Doing What We Can
The earthquake in Haiti, the toll of which is still being determined as this is written, is the type of disaster that is impossible to wrap our brains around. We are, most of us, just barely wired to process the death of a single person. So when an earthquake or tsunami takes the lives of thousands – or a war or genocide takes the lives of millions – we exceed our thresholds for grief, for shock and for sadness.
In his diary entry for August 31, 1665, Samuel Pepys reports on the week’s death toll: “In the City died this week 7496, and of them 6102 of the plague. But it is feared that the true number of the dead this week is near 10,000; partly from the poor that cannot be taken notice of, through the greatness of the number, and partly from the Quakers that will not have any bell ring for them…” It would seem that for the death of a single person, an entire book can be written. For the death of so many, we are reduced to reporting the facts.
If we believe that our universe operates under a universal law of balance, mass death may be the exception that proves the rule. We can understand that for there to be good, there must be evil. We accept that for there to be strength, there must also be weakness. And we intuitively know that if not for sadness, happiness would not have meaning. Show me, though, a “mass life” equivalent to offset an event like the earthquake in Haiti. Show me a grand, spontaneous emergence of life that brings people together not in mourning but in joy. Point to a single historical event where we could not fully grasp its magnitude simply because it was too good to fully understand.
You can’t, of course. And even though you can try to think of a single disaster victim and extrapolate the meaning of their death by applying multipliers in the thousands, there is simply no way to ever feel the appropriate level of condolence for death on this scale.

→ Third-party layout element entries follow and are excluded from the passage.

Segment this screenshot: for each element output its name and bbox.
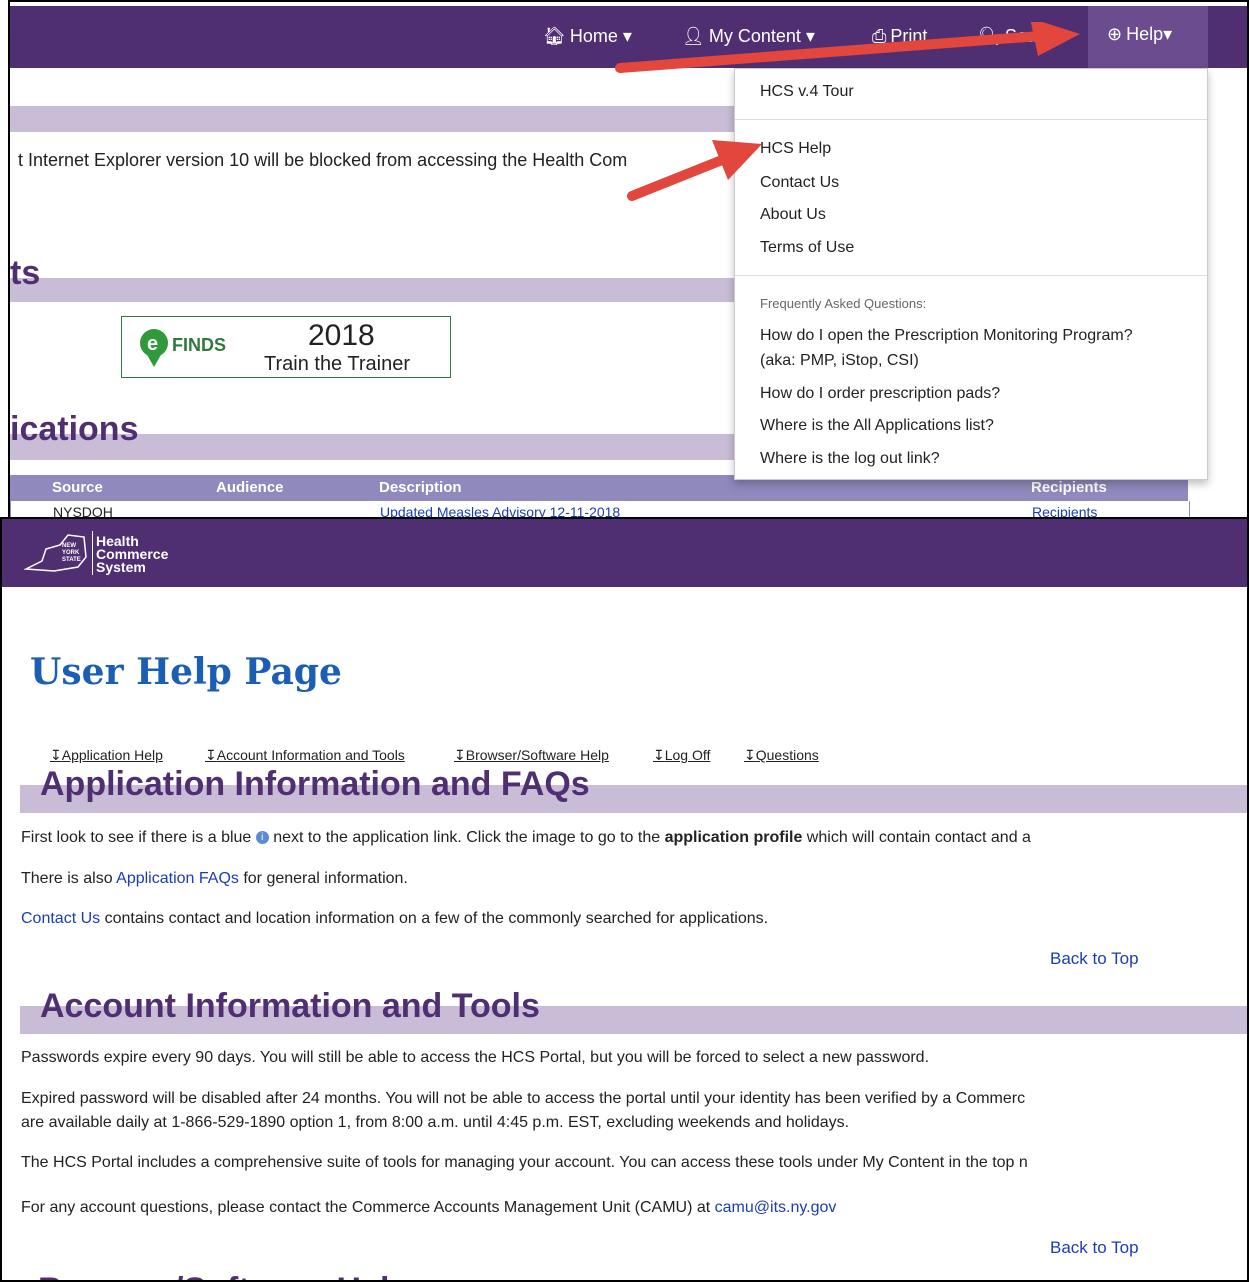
contact-us-link[interactable]: Contact Us <box>21 910 100 927</box>
menu-divider <box>735 119 1207 120</box>
section-heading-account-info: Account Information and Tools <box>40 987 540 1025</box>
menu-item-hcs-help[interactable]: HCS Help <box>760 140 831 158</box>
lifebuoy-icon: ⊕ <box>1107 24 1123 44</box>
user-icon: 👤︎ <box>682 26 705 46</box>
svg-text:FINDS: FINDS <box>172 335 226 355</box>
account-paragraph-1: Passwords expire every 90 days. You will… <box>21 1049 930 1066</box>
col-audience: Audience <box>216 479 284 496</box>
menu-item-terms[interactable]: Terms of Use <box>760 239 854 257</box>
efinds-training-banner[interactable]: e FINDS 2018 Train the Trainer <box>121 316 451 378</box>
nav-print[interactable]: ⎙ Print <box>872 26 927 47</box>
section-heading-browser-partial: Browser/Software Help <box>38 1271 410 1280</box>
section-heading-app-info: Application Information and FAQs <box>40 765 590 803</box>
anchor-browser-help[interactable]: ↧Browser/Software Help <box>454 747 609 764</box>
logo-divider <box>92 531 93 575</box>
app-info-paragraph-2: There is also Application FAQs for gener… <box>21 870 408 887</box>
home-icon: 🏠︎ <box>543 26 566 46</box>
anchor-account-info[interactable]: ↧Account Information and Tools <box>205 747 405 764</box>
printer-icon: ⎙ <box>872 26 887 46</box>
nav-search[interactable]: 🔍︎ Search <box>978 26 1062 47</box>
col-source: Source <box>52 479 103 496</box>
hcs-portal-screenshot: 🏠︎ Home ▾ 👤︎ My Content ▾ ⎙ Print 🔍︎ Search … <box>8 0 1249 519</box>
info-icon: i <box>255 831 269 845</box>
account-paragraph-3: The HCS Portal includes a comprehensive … <box>21 1154 1028 1171</box>
camu-email-link[interactable]: camu@its.ny.gov <box>715 1199 837 1216</box>
banner-year: 2018 <box>308 319 375 352</box>
anchor-questions[interactable]: ↧Questions <box>744 747 819 764</box>
account-paragraph-4: For any account questions, please contac… <box>21 1199 837 1216</box>
search-icon: 🔍︎ <box>978 26 1001 46</box>
hcs-header-banner: NEW YORK STATE Health Commerce System <box>2 519 1247 587</box>
anchor-log-off[interactable]: ↧Log Off <box>653 747 710 764</box>
back-to-top-link[interactable]: Back to Top <box>1050 949 1139 969</box>
nav-help[interactable]: ⊕ Help▾ <box>1107 24 1172 45</box>
svg-text:e: e <box>147 333 158 355</box>
efinds-logo-icon: e FINDS <box>140 329 226 367</box>
menu-item-about-us[interactable]: About Us <box>760 206 826 224</box>
section-heading-partial: ts <box>10 254 41 292</box>
application-faqs-link[interactable]: Application FAQs <box>116 870 239 887</box>
svg-text:NEW: NEW <box>62 543 76 549</box>
help-dropdown-menu: HCS v.4 Tour HCS Help Contact Us About U… <box>734 68 1208 480</box>
banner-subtitle: Train the Trainer <box>264 353 410 375</box>
account-paragraph-2: Expired password will be disabled after … <box>21 1090 1026 1107</box>
page-title: User Help Page <box>30 651 342 693</box>
anchor-application-help[interactable]: ↧Application Help <box>50 747 163 764</box>
faq-prescription-pads[interactable]: How do I order prescription pads? <box>760 385 1000 403</box>
faq-all-applications[interactable]: Where is the All Applications list? <box>760 417 994 435</box>
col-description: Description <box>379 479 462 496</box>
nav-home[interactable]: 🏠︎ Home ▾ <box>543 26 632 47</box>
back-to-top-link[interactable]: Back to Top <box>1050 1238 1139 1258</box>
nav-my-content[interactable]: 👤︎ My Content ▾ <box>682 26 815 47</box>
top-navigation-bar: 🏠︎ Home ▾ 👤︎ My Content ▾ ⎙ Print 🔍︎ Search … <box>10 6 1247 68</box>
faq-log-out[interactable]: Where is the log out link? <box>760 450 940 468</box>
app-info-paragraph-1: First look to see if there is a blue i n… <box>21 829 1031 846</box>
app-info-paragraph-3: Contact Us contains contact and location… <box>21 910 769 927</box>
faq-pmp-aka[interactable]: (aka: PMP, iStop, CSI) <box>760 352 919 370</box>
logo-text-system: System <box>96 559 146 575</box>
account-paragraph-2b: are available daily at 1-866-529-1890 op… <box>21 1114 850 1131</box>
svg-text:YORK: YORK <box>62 550 80 556</box>
menu-item-contact-us[interactable]: Contact Us <box>760 174 839 192</box>
menu-item-tour[interactable]: HCS v.4 Tour <box>760 83 854 101</box>
browser-notice: t Internet Explorer version 10 will be b… <box>18 150 628 170</box>
col-recipients: Recipients <box>1031 479 1107 496</box>
section-bar <box>10 106 740 132</box>
faq-label: Frequently Asked Questions: <box>760 296 927 311</box>
hcs-logo[interactable]: NEW YORK STATE Health Commerce System <box>24 531 184 577</box>
user-help-page-screenshot: NEW YORK STATE Health Commerce System Us… <box>0 517 1249 1282</box>
faq-pmp[interactable]: How do I open the Prescription Monitorin… <box>760 327 1133 345</box>
section-bar <box>10 278 740 302</box>
nys-map-icon: NEW YORK STATE <box>24 534 87 572</box>
section-heading-partial: ications <box>10 410 139 448</box>
svg-text:STATE: STATE <box>62 557 81 563</box>
menu-divider <box>735 275 1207 276</box>
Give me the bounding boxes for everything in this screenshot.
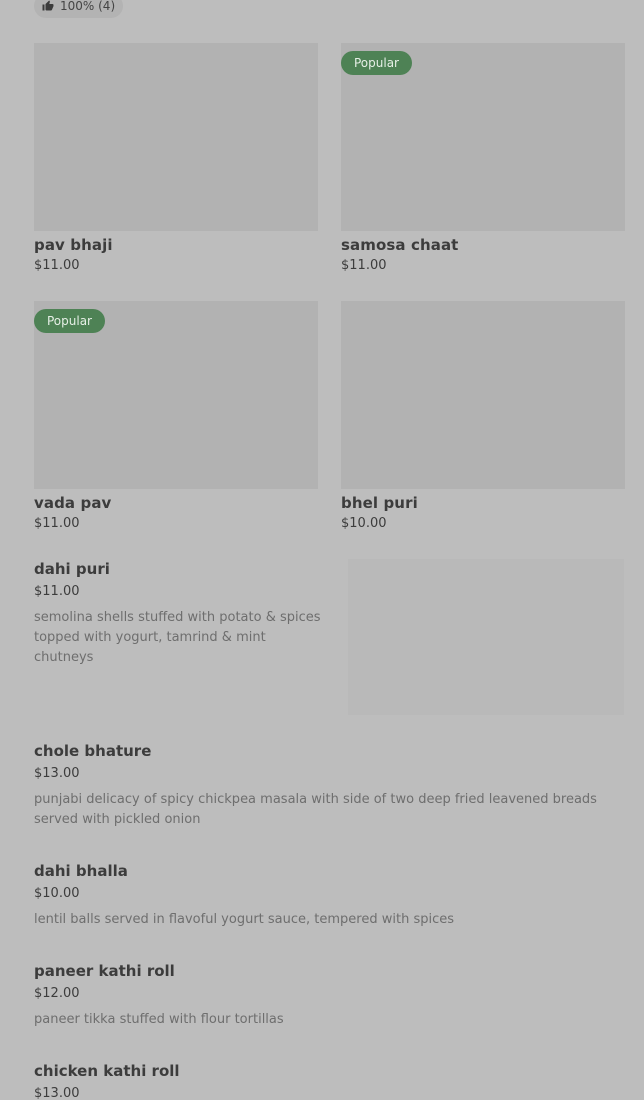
featured-card-pav-bhaji[interactable]: pav bhaji $11.00: [34, 43, 318, 273]
menu-item-paneer-kathi-roll[interactable]: paneer kathi roll $12.00 paneer tikka st…: [34, 962, 624, 1030]
rating-chip: 100% (4): [34, 0, 124, 18]
item-description: punjabi delicacy of spicy chickpea masal…: [34, 792, 597, 827]
item-description: semolina shells stuffed with potato & sp…: [34, 610, 321, 665]
item-name: dahi bhalla: [34, 862, 128, 880]
menu-item-chole-bhature[interactable]: chole bhature $13.00 punjabi delicacy of…: [34, 742, 624, 830]
item-name: samosa chaat: [341, 236, 459, 254]
popular-badge: Popular: [34, 309, 105, 333]
item-image: [348, 559, 624, 715]
item-name: chicken kathi roll: [34, 1062, 180, 1080]
item-description: paneer tikka stuffed with flour tortilla…: [34, 1012, 284, 1027]
item-name: vada pav: [34, 494, 112, 512]
item-image: Popular: [34, 301, 318, 489]
item-price: $13.00: [34, 766, 80, 781]
rating-label: 100% (4): [60, 0, 116, 13]
item-image: Popular: [341, 43, 625, 231]
item-price: $11.00: [34, 258, 80, 273]
item-name: dahi puri: [34, 560, 110, 578]
item-image: [341, 301, 625, 489]
item-name: bhel puri: [341, 494, 418, 512]
item-description: lentil balls served in flavoful yogurt s…: [34, 912, 455, 927]
popular-badge: Popular: [341, 51, 412, 75]
item-name: chole bhature: [34, 742, 152, 760]
item-price: $10.00: [341, 516, 387, 531]
item-name: pav bhaji: [34, 236, 113, 254]
item-price: $10.00: [34, 886, 80, 901]
featured-card-bhel-puri[interactable]: bhel puri $10.00: [341, 301, 625, 531]
item-price: $11.00: [341, 258, 387, 273]
menu-page: 100% (4) pav bhaji $11.00 Popular samosa…: [0, 0, 644, 1100]
item-price: $13.00: [34, 1086, 80, 1100]
item-price: $11.00: [34, 584, 80, 599]
featured-card-vada-pav[interactable]: Popular vada pav $11.00: [34, 301, 318, 531]
featured-card-samosa-chaat[interactable]: Popular samosa chaat $11.00: [341, 43, 625, 273]
menu-item-dahi-puri[interactable]: dahi puri $11.00 semolina shells stuffed…: [34, 560, 324, 668]
menu-item-chicken-kathi-roll[interactable]: chicken kathi roll $13.00: [34, 1062, 624, 1100]
menu-item-dahi-bhalla[interactable]: dahi bhalla $10.00 lentil balls served i…: [34, 862, 624, 930]
item-name: paneer kathi roll: [34, 962, 175, 980]
item-price: $12.00: [34, 986, 80, 1001]
item-image: [34, 43, 318, 231]
item-price: $11.00: [34, 516, 80, 531]
thumbs-up-icon: [42, 0, 54, 11]
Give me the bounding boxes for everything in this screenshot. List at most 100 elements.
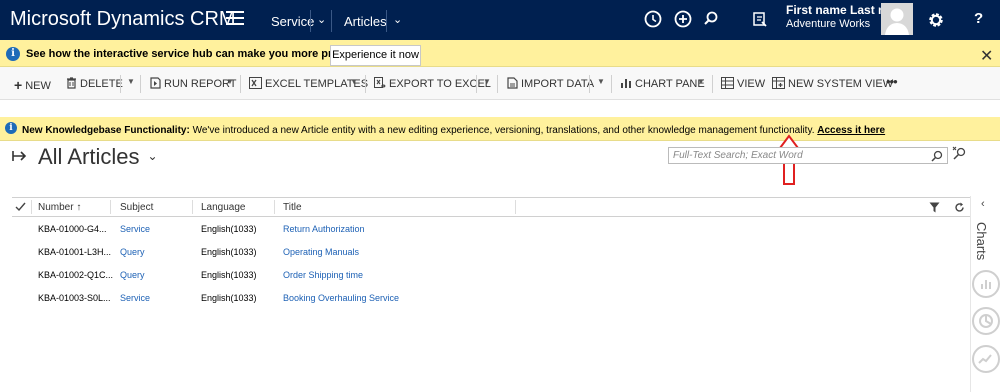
search-icon[interactable] [700, 8, 722, 30]
avatar[interactable] [881, 3, 913, 35]
run-report-button[interactable]: RUN REPORT [150, 77, 237, 90]
bar-chart-icon[interactable] [972, 270, 1000, 298]
info-icon: i [6, 47, 20, 61]
report-icon [150, 77, 161, 89]
caret-down-icon[interactable]: ▼ [226, 77, 234, 86]
bar-chart-icon [621, 79, 631, 88]
caret-down-icon[interactable]: ▼ [483, 77, 491, 86]
experience-it-now-button[interactable]: Experience it now [330, 45, 421, 66]
advanced-find-icon[interactable] [749, 8, 771, 30]
search-icon[interactable] [931, 150, 943, 162]
kb-banner-text: We've introduced a new Article entity wi… [189, 125, 818, 136]
caret-down-icon[interactable]: ▼ [127, 77, 135, 86]
article-title-link[interactable]: Operating Manuals [283, 247, 359, 257]
import-data-label: IMPORT DATA [521, 78, 595, 90]
chevron-down-icon[interactable]: ⌄ [393, 13, 402, 26]
nav-divider [331, 10, 332, 32]
nav-entity-articles[interactable]: Articles [344, 14, 387, 29]
pin-icon[interactable] [12, 150, 28, 162]
caret-down-icon[interactable]: ▼ [597, 77, 605, 86]
gear-icon[interactable] [925, 9, 947, 31]
hamburger-menu-icon[interactable] [226, 11, 244, 27]
new-system-view-button[interactable]: NEW SYSTEM VIEW [772, 77, 893, 90]
collapse-chevron-icon[interactable]: ‹ [981, 198, 985, 210]
article-title-link[interactable]: Booking Overhauling Service [283, 293, 399, 303]
crm-window: Microsoft Dynamics CRM Service ⌄ Article… [0, 0, 1000, 392]
column-header-number[interactable]: Number ↑ [38, 202, 81, 213]
new-button[interactable]: + NEW [14, 77, 51, 93]
nav-area-service[interactable]: Service [271, 14, 314, 29]
organization-name: Adventure Works [786, 18, 871, 30]
column-header-subject[interactable]: Subject [120, 202, 153, 213]
caret-down-icon[interactable]: ▼ [350, 77, 358, 86]
command-divider [365, 75, 366, 93]
app-title[interactable]: Microsoft Dynamics CRM [10, 8, 236, 31]
nav-divider [310, 10, 311, 32]
article-number[interactable]: KBA-01001-L3H... [38, 247, 111, 257]
chevron-down-icon: ⌄ [147, 149, 158, 163]
clear-search-icon[interactable] [952, 145, 968, 161]
column-divider [192, 200, 193, 214]
delete-label: DELETE [80, 78, 123, 90]
view-button[interactable]: VIEW [721, 77, 765, 90]
charts-label[interactable]: Charts [974, 222, 989, 260]
column-divider [31, 200, 32, 214]
caret-down-icon[interactable]: ▼ [697, 77, 705, 86]
grid-header: Number ↑ Subject Language Title [12, 197, 970, 217]
article-title-link[interactable]: Order Shipping time [283, 270, 363, 280]
service-hub-banner: i See how the interactive service hub ca… [0, 40, 1000, 67]
chart-pane-label: CHART PANE [635, 78, 705, 90]
more-commands-button[interactable]: ••• [886, 74, 898, 89]
close-icon[interactable]: ✕ [980, 46, 993, 66]
delete-button[interactable]: DELETE [66, 77, 123, 90]
new-label: NEW [25, 80, 51, 92]
command-divider [589, 75, 590, 93]
article-subject-link[interactable]: Service [120, 293, 150, 303]
info-icon: i [5, 122, 17, 134]
column-divider [274, 200, 275, 214]
article-language: English(1033) [201, 247, 257, 257]
article-subject-link[interactable]: Service [120, 224, 150, 234]
article-number[interactable]: KBA-01000-G4... [38, 224, 107, 234]
import-data-button[interactable]: IMPORT DATA [507, 77, 594, 90]
article-subject-link[interactable]: Query [120, 270, 145, 280]
filter-icon[interactable] [929, 202, 940, 213]
person-silhouette-icon [885, 8, 909, 35]
chart-pane-button[interactable]: CHART PANE [620, 77, 705, 90]
import-icon [507, 77, 518, 89]
command-divider [240, 75, 241, 93]
excel-icon [249, 77, 262, 89]
article-number[interactable]: KBA-01002-Q1C... [38, 270, 113, 280]
chevron-down-icon[interactable]: ⌄ [317, 13, 326, 26]
article-language: English(1033) [201, 270, 257, 280]
command-divider [611, 75, 612, 93]
select-all-checkmark-icon[interactable] [15, 202, 26, 212]
new-system-view-label: NEW SYSTEM VIEW [788, 78, 894, 90]
line-chart-icon[interactable] [972, 345, 1000, 373]
view-label: VIEW [737, 78, 766, 90]
column-divider [515, 200, 516, 214]
help-button[interactable]: ? [974, 10, 983, 27]
pie-chart-icon[interactable] [972, 307, 1000, 335]
article-language: English(1033) [201, 224, 257, 234]
article-subject-link[interactable]: Query [120, 247, 145, 257]
refresh-icon[interactable] [954, 202, 965, 213]
export-icon [374, 77, 386, 88]
user-name[interactable]: First name Last na... [786, 3, 881, 17]
command-divider [140, 75, 141, 93]
article-number[interactable]: KBA-01003-S0L... [38, 293, 111, 303]
view-selector[interactable]: All Articles ⌄ [38, 144, 158, 170]
clock-icon[interactable] [642, 8, 664, 30]
search-input[interactable]: Full-Text Search; Exact Word [668, 147, 948, 164]
export-to-excel-button[interactable]: EXPORT TO EXCEL [374, 77, 491, 90]
service-hub-message: See how the interactive service hub can … [26, 48, 381, 60]
column-header-language[interactable]: Language [201, 202, 246, 213]
plus-icon: + [14, 77, 23, 93]
access-it-here-link[interactable]: Access it here [817, 125, 885, 136]
column-header-title[interactable]: Title [283, 202, 302, 213]
article-title-link[interactable]: Return Authorization [283, 224, 365, 234]
page-title: All Articles [38, 144, 140, 169]
plus-icon[interactable] [672, 8, 694, 30]
command-divider [497, 75, 498, 93]
knowledgebase-message: New Knowledgebase Functionality: We've i… [22, 125, 885, 136]
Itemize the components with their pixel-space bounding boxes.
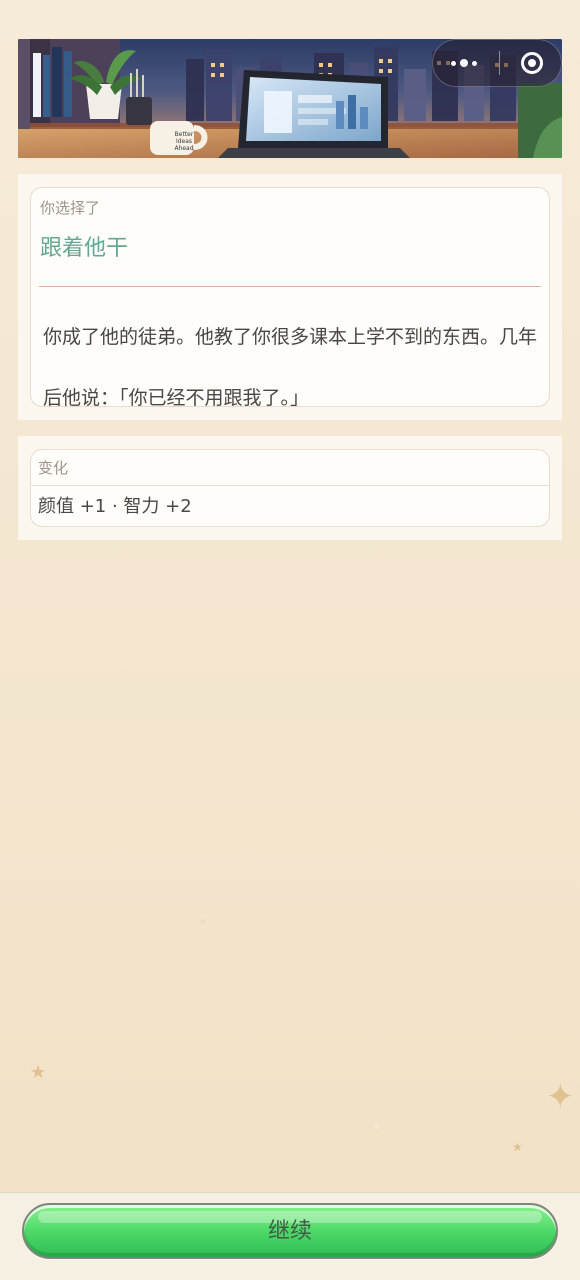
sparkle-icon: ✦ [546, 1077, 575, 1117]
choice-card: 你选择了 跟着他干 你成了他的徒弟。他教了你很多课本上学不到的东西。几年后他说：… [30, 187, 550, 409]
changes-panel: 变化 颜值 +1 · 智力 +2 [18, 436, 562, 540]
choice-panel: 你选择了 跟着他干 你成了他的徒弟。他教了你很多课本上学不到的东西。几年后他说：… [18, 174, 562, 420]
changes-card: 变化 颜值 +1 · 智力 +2 [30, 449, 550, 527]
more-icon[interactable] [451, 59, 477, 67]
changes-label: 变化 [38, 459, 69, 477]
choice-title: 跟着他干 [40, 236, 129, 261]
choice-description: 你成了他的徒弟。他教了你很多课本上学不到的东西。几年后他说：「你已经不用跟我了。… [43, 326, 538, 409]
sparkle-icon: ★ [30, 1062, 47, 1083]
choice-label: 你选择了 [40, 199, 101, 217]
changes-divider [31, 485, 549, 486]
capsule-divider [498, 51, 500, 75]
changes-summary: 颜值 +1 · 智力 +2 [38, 496, 192, 517]
continue-button[interactable]: 继续 [22, 1203, 558, 1259]
bottom-action-bar: 继续 [0, 1192, 580, 1280]
continue-button-label: 继续 [267, 1219, 312, 1244]
banner-mug-text: Better Ideas Ahead [174, 131, 194, 152]
sparkle-icon: ★ [512, 1140, 523, 1154]
choice-divider [39, 286, 541, 287]
mini-program-capsule [432, 39, 562, 87]
close-icon[interactable] [521, 52, 543, 74]
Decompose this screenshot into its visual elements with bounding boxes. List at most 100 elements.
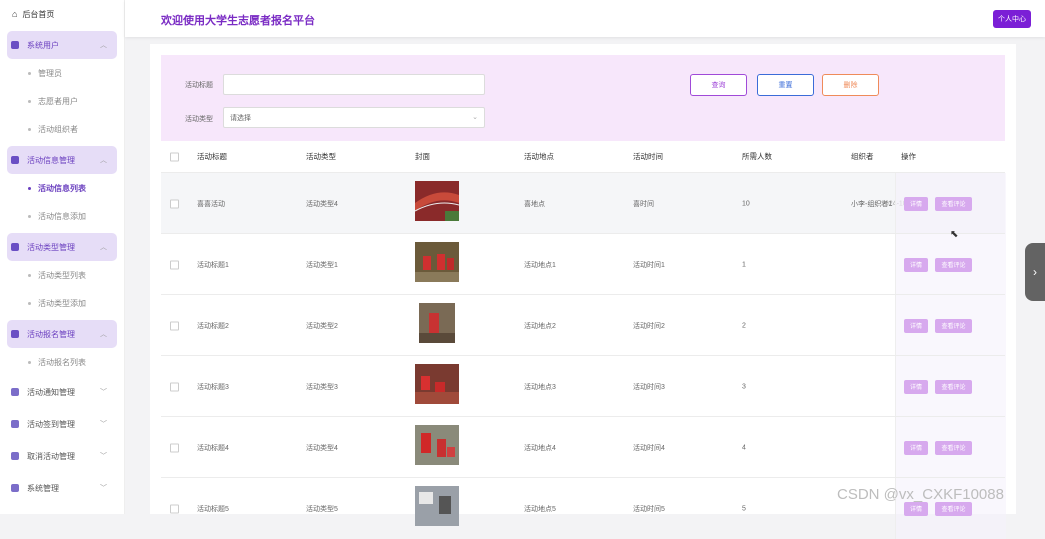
- row-checkbox[interactable]: [170, 260, 179, 269]
- col-type: 活动类型: [306, 152, 336, 161]
- dot-icon: [28, 71, 31, 75]
- cell-time: 喜时间: [633, 200, 654, 208]
- detail-button[interactable]: 详情: [904, 379, 928, 394]
- activity-icon: [11, 156, 19, 164]
- cell-time: 活动时间1: [633, 261, 665, 269]
- view-comments-button[interactable]: 查看评论: [935, 318, 972, 333]
- sidebar-item-admin[interactable]: 管理员: [0, 59, 124, 87]
- category-icon: [11, 243, 19, 251]
- dot-icon: [28, 273, 31, 277]
- row-checkbox[interactable]: [170, 199, 179, 208]
- sidebar-group-label: 取消活动管理: [27, 451, 75, 461]
- select-all-checkbox[interactable]: [170, 152, 179, 161]
- view-comments-button[interactable]: 查看评论: [935, 257, 972, 272]
- cell-title: 活动标题3: [197, 383, 229, 391]
- chevron-down-icon: ⌄: [472, 114, 478, 121]
- cell-type: 活动类型1: [306, 261, 338, 269]
- drawer-toggle-button[interactable]: ›: [1025, 243, 1045, 301]
- cover-image: [415, 425, 459, 465]
- sidebar-item-activity-add[interactable]: 活动信息添加: [0, 202, 124, 230]
- cell-time: 活动时间3: [633, 383, 665, 391]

When at such a loss, people respond appropriately with prayer, charity, and all the sympathy they possess. We turn away from the dead in order to devote ourselves to the living and we commit to doing as much to better their circumstances as we can. The living can be helped, the dead merely removed.
But what if, rather than turning away from death, we instead channeled our sense of loss towards the memories of our own loved ones? We cannot pretend to feel any more connected to the Haiti earthquake victims than we did while they were living, but we can allow this death event to be a reminder to us about our own relationships with those we have lost. Death must be accepted and it must be respected. Whether you say a prayer for lives lost in a natural disaster or spend a few moments to reconnect with the memory of someone close to you, you have the ability to rob tragedy of just a bit of its sadness by choosing to remember rather than to forget.
I’m certain that we all offer our condolences to the victims of the Haiti earthquake, both the living and the dead. In words, this seems shallow. In our hearts, it feels much deeper. As we think of ways to contribute, we are quick to resolve ourselves to “doing what we can.” For the living victims, this means giving of our time and resources to help alleviate their suffering. But what can we “do” for the dead? What gesture could possibly help a number of deceased so large we can hardly accept it? The only answer is to honor their passing by helping to close the gap – through our own remembrances – between death and life.
Posted: January 14th, 2010 under Uncategorized.
Tags: death, earthquake, Haiti, mass death, memorypool.com, remembrance

Comment from Lisa Hall
Time February 5, 2010 at 5:14 pm
Eric, well written. From someone who just lost a father-in-law right after Christmas, I appreciate your words.